After a building implosion failed right across the highway from The Richards Group, social media dubbed it The Leaning Tower of Dallas, and our creative team saw an opportunity to interject our client into that conversation. Twelve hours later, we projected a message for Choctaw Casinos & Resorts from our parking lot, across the highway, and onto what was left of the building. The image spread all over social media, even before the police shut us down 90 minutes later. I love that project for its creativity, immediacy, and simplicity—and the fact that it was built on years of trust fostered with our client.
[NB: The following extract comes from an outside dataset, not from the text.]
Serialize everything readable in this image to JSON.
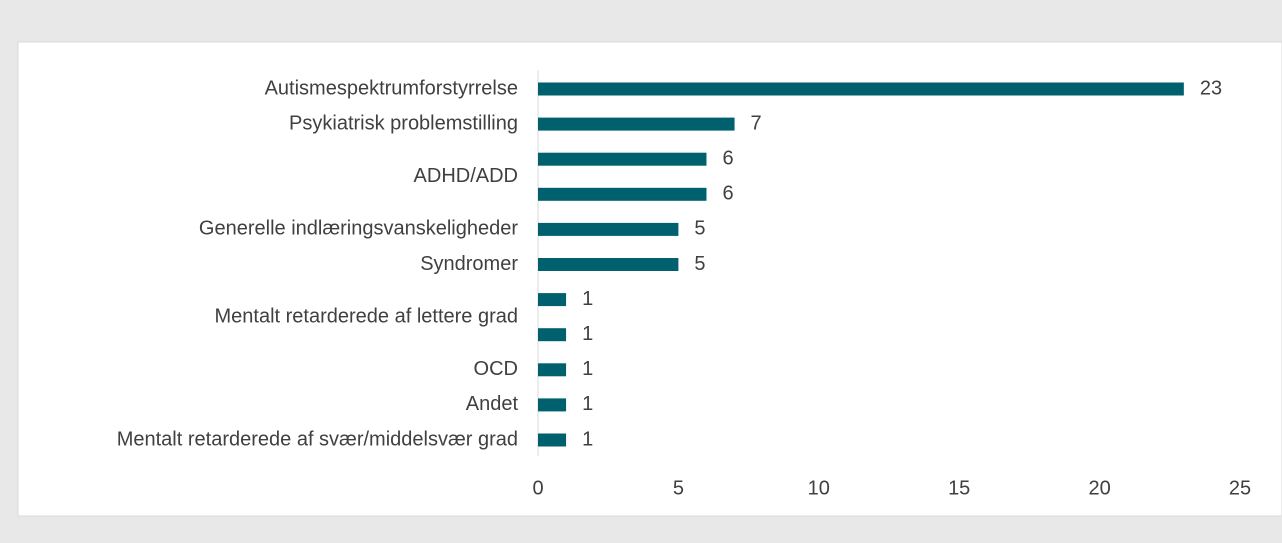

A recent project you're proud of.
As part of its recent $600 million expansion, Choctaw Casinos & Resorts featured dozens of art pieces created by Native American artists throughout its new property. We created a digital art walk experience so guests can take a self-guided art tour around the property, showcasing the pieces and the artists who created them in video vignettes. It's a great example of collaboration and innovation, but more importantly, an opportunity to tell the Native American story, and it is a privilege to be part of that.
Someone else's work that inspired you years ago.
While not a specific campaign, my early fascination with advertising's ability to shape culture is encapsulated in Art & Copy. I've had professional crushes on most every icon featured in that documentary and have followed many of them like a schoolgirl throughout my career.
Someone else's work you admired lately.
I love how Lego is building on its heritage of creativity and innovation to bravely tackle modern cultural themes with childlike acceptance and grace. Under the umbrella of Rebuild the World, Lego celebrates the "power of playing together" with its Everyone Is Awesome play set and educates on climate change with its Green Instructions in rebuilt Lego sets. The brand—and its creative work—is more endearing and enduring than ever.
Your main strength as a creative person.
My role as chief collaboration officer lets me do what I do best: creative problem-solving. Every day, I get to help disciplines within our agency come together to operate as one, while encouraging a plurality of perspectives and solutions. The result is smarter work and a stronger, more equitable culture. Basically, it's my dream job.
Your biggest weakness.
Is also my biggest strength: No matter what, I tend to take ownership of the situation. And as my husband reminds me, not every problem is mine to fix.
One thing that always makes you happy.
Our Goldendoodles, Sir Francis Bacon and Lady Godiva. It's impossible not to be happy around them.
One thing that always makes you sad.
Potential that goes unrealized.
What you'd be doing if you weren't in advertising.
Training dolphins in the Bahamas. A girl can dream.